Monday, January 22, 2007

Jumping into the syllabus

Hi. I'm Mel, an Olin College student. This blog is a project notebook where I'll keep track of my AHS (arts, humanities, and social sciences) capstone project on engineering education throughout the semester. I'm a polymath who happens to be an undergrad in electrical and computer engineering and plans on being a university professor somewhat later on in life. Although I haven't had formal education coursework yet, I've been TAing for almost 5 years now, so my experience in the field is strongly skewed towards the practical rather than the theoretical; this is an imbalance I'll be dealing with throughout the semester.

In a nutshell, my project is examining the curriculum of Engineering of Compartment Systems, an intro-to-engineering course all frosh at Olin are required to take. Although the course has been offered 5 times in as many years, there is not yet a coherent collection of resources for it, meaning it will be difficult to share it with other students and universities. My current final deliverable is the beginnings of a "textbook-like" resource for the course (although it may not be a bound lesson-book in the traditional sense). The formal proposal will be fleshed out here as the course progresses.

We're supposed to come with a question about the syllabus for the first class on Wednesday, so here's mine. I've got three.

Learn to operate within disciplinary conventions.

Do these disciplines need to all be AHS? My capstone project cuts across the AHS/technical boundary, and I'm wary of pulling too much engineering into the mix, but I still want to be cognizant that I'm making things for use by engineers. I need to see how educational anthropologists have dealt with this dichotomy.

Is it okay to re-use prior work for assignments?
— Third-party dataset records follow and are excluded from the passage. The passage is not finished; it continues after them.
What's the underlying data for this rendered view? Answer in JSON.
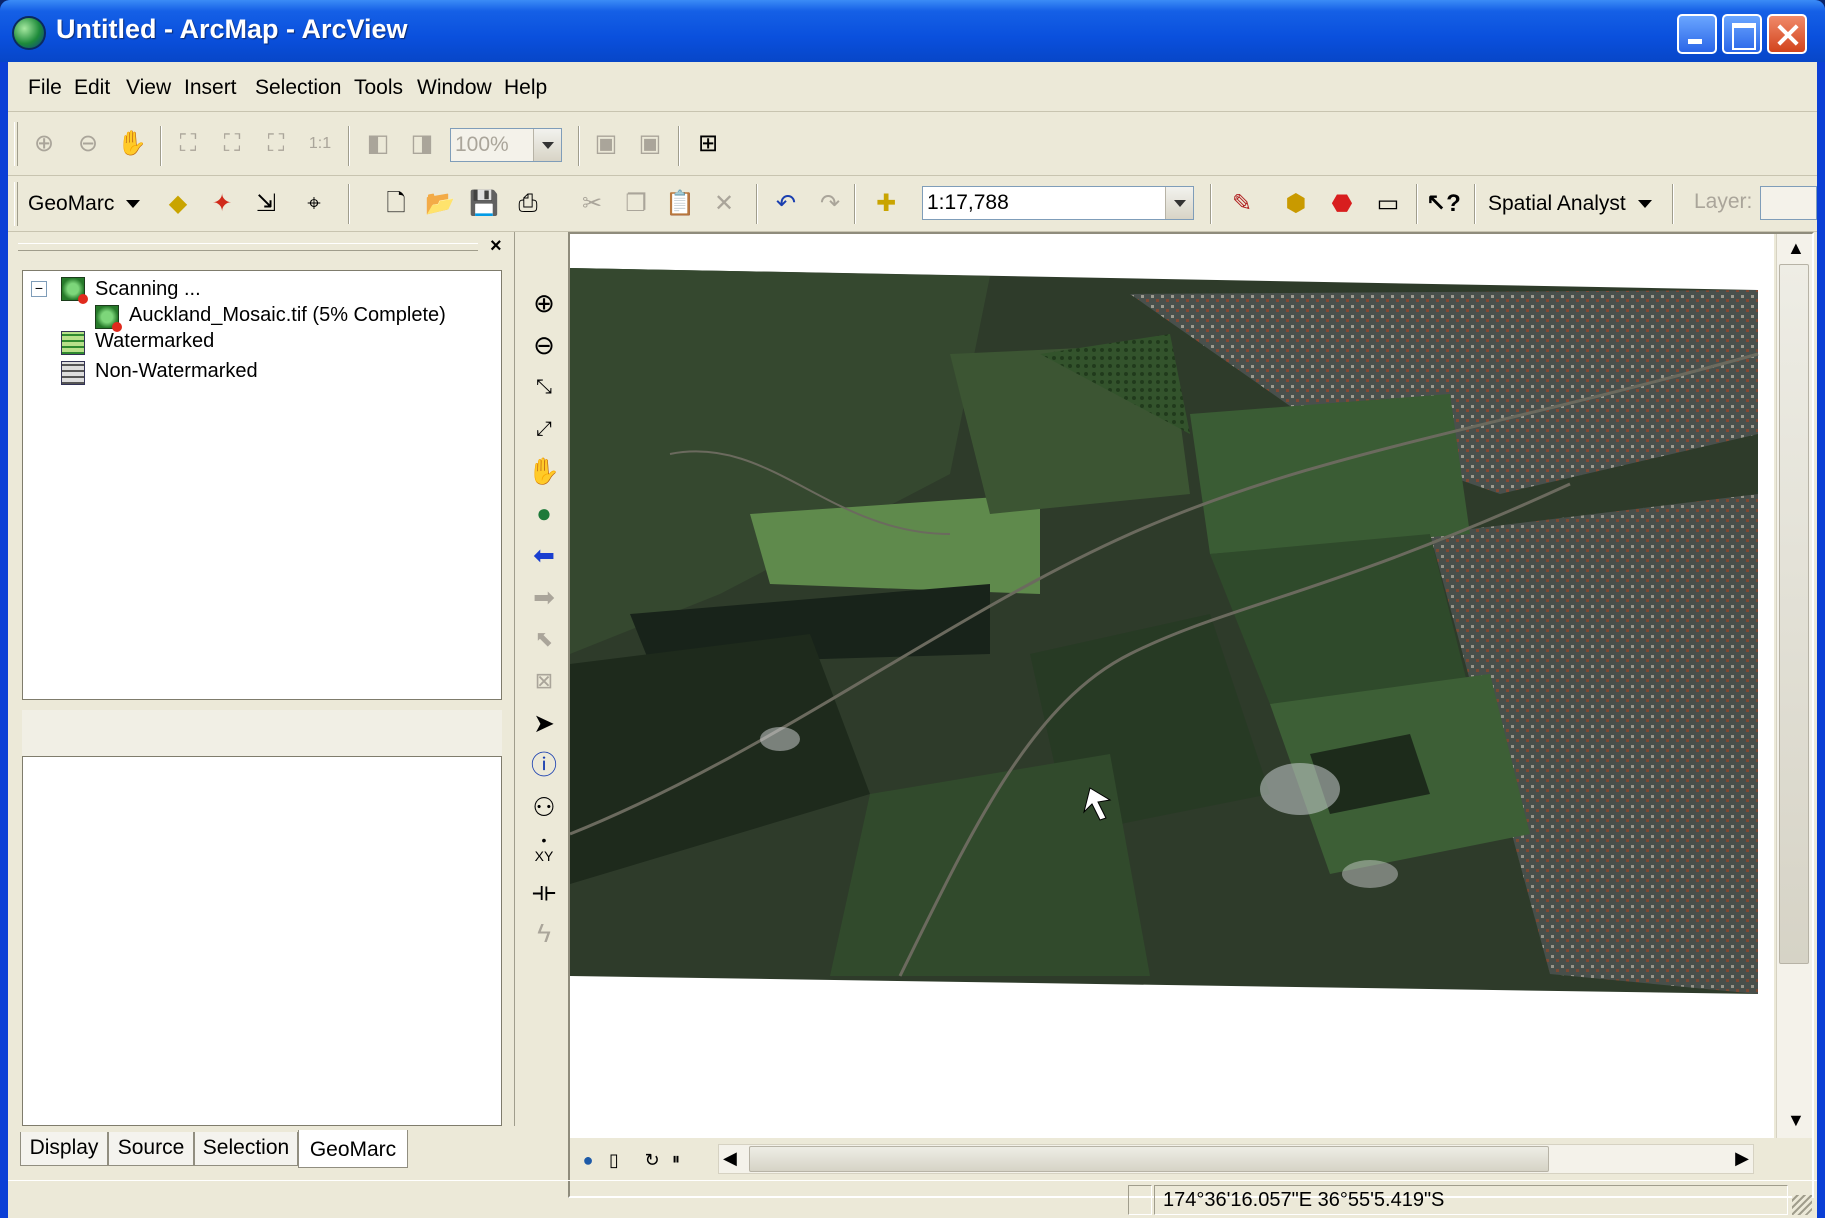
{
  "window": {
    "title": "Untitled - ArcMap - ArcView"
  },
  "menu": [
    "File",
    "Edit",
    "View",
    "Insert",
    "Selection",
    "Tools",
    "Window",
    "Help"
  ],
  "toolbar1": {
    "zoom_value": "100%"
  },
  "toolbar2": {
    "geomarc_label": "GeoMarc",
    "scale_value": "1:17,788",
    "spatial_analyst_label": "Spatial Analyst",
    "layer_label": "Layer:"
  },
  "toc": {
    "items": [
      {
        "label": "Scanning ..."
      },
      {
        "label": "Auckland_Mosaic.tif (5% Complete)"
      },
      {
        "label": "Watermarked"
      },
      {
        "label": "Non-Watermarked"
      }
    ],
    "tabs": [
      "Display",
      "Source",
      "Selection",
      "GeoMarc"
    ],
    "active_tab": "GeoMarc"
  },
  "status": {
    "coordinates": "174°36'16.057\"E  36°55'5.419\"S"
  },
  "colors": {
    "title_bar": "#0a50dd",
    "chrome": "#ece9d8"
  }
}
Since I took the AHS capstone prep course last year and have been preparing for this capstone project for almost a year and a half, the first two assignments for the course - a proposal and an annotated bibliography - are basically finished (although both could use revision) and earlier versions were already submitted for the prep course last spring. I hope it's still all right to use those.

What's the deal with human subjects if you don't think you have any... but aren't sure?
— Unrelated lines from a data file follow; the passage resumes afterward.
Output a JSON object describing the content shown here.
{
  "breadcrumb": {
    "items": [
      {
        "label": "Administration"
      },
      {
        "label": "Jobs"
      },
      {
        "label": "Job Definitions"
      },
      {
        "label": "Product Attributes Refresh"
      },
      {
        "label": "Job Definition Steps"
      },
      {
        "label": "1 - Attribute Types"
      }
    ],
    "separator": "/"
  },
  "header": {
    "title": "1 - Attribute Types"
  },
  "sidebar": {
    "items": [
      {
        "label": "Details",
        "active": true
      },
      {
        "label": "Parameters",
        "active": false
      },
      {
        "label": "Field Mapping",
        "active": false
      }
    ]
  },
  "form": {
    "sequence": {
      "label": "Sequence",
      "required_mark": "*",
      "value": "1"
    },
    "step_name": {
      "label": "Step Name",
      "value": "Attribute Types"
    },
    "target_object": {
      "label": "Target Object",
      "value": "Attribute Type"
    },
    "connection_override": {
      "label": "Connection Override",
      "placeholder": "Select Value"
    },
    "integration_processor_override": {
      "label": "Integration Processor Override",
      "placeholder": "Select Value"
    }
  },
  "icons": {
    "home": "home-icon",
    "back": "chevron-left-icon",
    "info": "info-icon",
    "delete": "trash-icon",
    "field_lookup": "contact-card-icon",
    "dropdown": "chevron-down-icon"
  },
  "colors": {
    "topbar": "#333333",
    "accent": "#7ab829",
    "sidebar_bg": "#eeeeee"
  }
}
Finally, since I'm working on a project regarding a class that's being taught by professors, TA'd by upperclassmen, and taken by students, I'll have to look into the human subjects research ethics for this. Hopefully this won't be an issue at all, as I view the others involved as collaborators, not subjects, but we'll see what the professors say about this.

Ah, the sweet smell of a new semester, fraught with dreams and unburdened (as of yet) by a crushing workload. I'm looking forward to this.